Efficacy of ketamine in Australia ventilated ICU admissions with Tom Niccol: Ketamine has been recommended for use as an opioid sparing agent to treat pain and discomfort in mechanically ventilated ICU patients. However, such a recommendation is only conditional, because of very low quality of evidence. This narrative scoping review focuses on current knowledge of the use of ketamine, concluding with a focus on mechanically ventilated adult patients in the ICU. Although incompletely understood, ketamine has multiple effects throughout the CNS. It blocks certain reflexes in the spinal cord and inhibits excitatory neurotransmission in selected areas of the brain. It functionally appears to dissociate the thalamus (which relays sensory impulses from the periphery) from the limbic cortex (involved in awareness of sensation). See extra details at Tom Niccol Australia.

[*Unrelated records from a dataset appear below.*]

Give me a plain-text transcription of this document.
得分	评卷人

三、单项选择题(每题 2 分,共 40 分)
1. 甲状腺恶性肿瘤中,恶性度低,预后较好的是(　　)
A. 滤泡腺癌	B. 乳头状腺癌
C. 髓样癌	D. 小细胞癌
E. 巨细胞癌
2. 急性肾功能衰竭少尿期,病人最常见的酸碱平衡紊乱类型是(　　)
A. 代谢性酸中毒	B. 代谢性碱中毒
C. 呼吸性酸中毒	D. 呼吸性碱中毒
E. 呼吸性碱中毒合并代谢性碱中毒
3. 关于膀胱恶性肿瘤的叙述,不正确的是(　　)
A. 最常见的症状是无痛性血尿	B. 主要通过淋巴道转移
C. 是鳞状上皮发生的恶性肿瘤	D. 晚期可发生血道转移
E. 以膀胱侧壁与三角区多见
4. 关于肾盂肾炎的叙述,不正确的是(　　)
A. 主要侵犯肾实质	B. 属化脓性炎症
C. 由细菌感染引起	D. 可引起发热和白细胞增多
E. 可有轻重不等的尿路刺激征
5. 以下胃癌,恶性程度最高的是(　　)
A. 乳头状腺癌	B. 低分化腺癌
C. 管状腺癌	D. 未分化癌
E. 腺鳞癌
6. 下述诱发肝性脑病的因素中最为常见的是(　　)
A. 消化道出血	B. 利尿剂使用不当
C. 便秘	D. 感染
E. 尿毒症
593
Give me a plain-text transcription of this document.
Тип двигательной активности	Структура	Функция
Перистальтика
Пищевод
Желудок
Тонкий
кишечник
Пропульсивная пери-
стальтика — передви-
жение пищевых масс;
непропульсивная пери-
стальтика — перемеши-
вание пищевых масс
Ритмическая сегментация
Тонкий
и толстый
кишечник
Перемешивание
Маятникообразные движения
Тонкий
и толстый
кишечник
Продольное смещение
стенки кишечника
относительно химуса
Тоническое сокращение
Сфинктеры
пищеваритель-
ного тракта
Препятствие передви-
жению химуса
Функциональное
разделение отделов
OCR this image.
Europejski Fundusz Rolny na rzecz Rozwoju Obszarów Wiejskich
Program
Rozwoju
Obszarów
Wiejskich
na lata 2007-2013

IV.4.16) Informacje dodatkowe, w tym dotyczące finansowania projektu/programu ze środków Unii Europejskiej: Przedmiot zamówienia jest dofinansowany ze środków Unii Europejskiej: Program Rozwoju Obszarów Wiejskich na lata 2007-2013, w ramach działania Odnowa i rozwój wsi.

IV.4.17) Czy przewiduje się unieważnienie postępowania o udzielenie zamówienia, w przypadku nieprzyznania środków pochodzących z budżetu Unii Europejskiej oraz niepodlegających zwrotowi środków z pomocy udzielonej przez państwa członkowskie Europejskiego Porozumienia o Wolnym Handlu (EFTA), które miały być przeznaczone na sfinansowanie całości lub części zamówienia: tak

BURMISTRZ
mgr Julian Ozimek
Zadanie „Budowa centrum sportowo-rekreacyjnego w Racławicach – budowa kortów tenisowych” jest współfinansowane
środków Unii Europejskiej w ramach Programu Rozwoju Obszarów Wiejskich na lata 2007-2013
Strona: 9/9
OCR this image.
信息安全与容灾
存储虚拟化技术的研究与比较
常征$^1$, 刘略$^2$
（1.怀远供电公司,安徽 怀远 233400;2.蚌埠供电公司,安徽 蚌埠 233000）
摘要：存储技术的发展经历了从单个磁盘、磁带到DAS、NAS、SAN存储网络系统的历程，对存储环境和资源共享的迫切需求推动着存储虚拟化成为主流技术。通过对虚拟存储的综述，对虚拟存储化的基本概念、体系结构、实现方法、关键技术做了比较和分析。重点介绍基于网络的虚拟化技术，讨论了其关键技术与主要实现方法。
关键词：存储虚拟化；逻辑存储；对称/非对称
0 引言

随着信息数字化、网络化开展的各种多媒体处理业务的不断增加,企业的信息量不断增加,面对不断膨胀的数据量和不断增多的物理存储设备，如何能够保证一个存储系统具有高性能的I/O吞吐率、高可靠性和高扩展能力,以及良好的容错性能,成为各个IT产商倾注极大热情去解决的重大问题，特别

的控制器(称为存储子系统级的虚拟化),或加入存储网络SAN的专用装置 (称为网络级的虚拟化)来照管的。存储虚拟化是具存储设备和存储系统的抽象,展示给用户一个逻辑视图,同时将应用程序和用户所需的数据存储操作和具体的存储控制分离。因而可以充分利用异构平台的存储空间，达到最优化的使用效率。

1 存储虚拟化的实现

Mechanically ventilated patients account for about one-third of all admissions to the intensive care unit (ICU). Ketamine has been conditionally recommended to aid with analgesia in such patients, with low quality of evidence available to support this recommendation. We aimed to perform a narrative scoping review of the current knowledge of the use of ketamine, with a specific focus on mechanically ventilated ICU patients.
One study compared an S-ketamine anaesthesia of a bolus of 1–3 mg/kg followed by infusion of 2–4 mg/kg/h versus sufentanil infusion. Five of the studies reported that racemic or S-ketamine reduced the inflammatory response after surgery as measured by plasma/serum IL-6 concentrations. This response was most pronounced in the early (within 6 hours) postoperative period. It is possible that this anti-inflammatory effect of ketamine may provide some benefit to mechanically ventilated ICU patients.
Methods: We searched MEDLINE and EMBASE for relevant articles. Bibliographies of retrieved articles were examined for references of potential relevance. We included studies that described the use of ketamine for postoperative and emergency department management of pain and in the critically unwell, mechanically ventilated population.
A wide range of surgeries were included. Ten studies used only S-ketamine and one study used only R-ketamine. The rest of the studies used racemic ketamine at predominantly bolus doses of 0.25–1 mg/kg and infusions of 2–5 μg/kg/min (0.12–0.3 mg/kg/h). Most studies had less than 50 patients in each arm. Ketamine infusion reduced morphine equivalents by 8 mg at 24 hours and by 13 mg at 48 hours with associated decreased pain scores. Pooled CNS adverse events included hallucinations, dizziness, confusion, drowsiness, sedation, nightmares, and visual disturbances. There was no statistical difference in pooled events when ketamine was compared with placebo (5.2% v 4.2%; risk ratio, 1.17; 95% CI, 0.95–1.43). The authors concluded that “perioperative intravenous ketamine probably reduces postoperative analgesic consumption and pain intensity. CNS adverse events were little different with ketamine or control”.
Results: There are few randomised controlled trials evaluating ketamine’s utility in the ICU. The evidence is predominantly retrospective and observational in nature and the results are heterogeneous. Available evidence is summarised in a descriptive manner, with a division made between high dose and low dose ketamine. Ketamine’s pharmacology and use as an analgesic agent outside of the ICU is briefly discussed, followed by evidence for use in the ICU setting, with particular emphasis on analgesia, sedation and intubation. Finally, data on adverse effects including delirium, coma, haemodynamic adverse effects, raised intracranial pressure, hypersalivation and laryngospasm are presented.
A prospective open label trial of 146 patients who had undifferentiated agitation in the pre-hospital environment compared a median dose of 5.2 mg/kg intramuscular ketamine versus 10 mg intramuscular haloperidol in the pre-hospital environment. Hypersalivation occurred in 21/56 ketamine patients (30%) versus none in the haloperidol group, leading to intubation for this reason in four patients. Laryngospasm occurred in 3/55 patients (5%) in the ketamine group and none in the haloperidol group. Another prospective observational study examined the effectiveness of a median dose of 4.9 mg/kg intramuscular ketamine in 49 patients with pre-hospital profound agitation. Hypersalivation occurred in nine patients (18%), of which four received atropine therapy. Pre-medication with glycopyrrolate or atropine has been shown to decrease this adverse effect. 7Umunna and colleagues showed there was no increased hypersalivation when ketamine was used as an infusion at 2.0 mg/kg/h for analgesia and sedation.
Conclusions: Ketamine is used in mechanically ventilated ICU patients with several potentially positive clinical effects. However, it has a significant side effect profile, which may limit its use in these patients. The role of low dose ketamine infusion in mechanically ventilated ICU patients is not well studied and requires investigation in high quality, prospective randomised trials.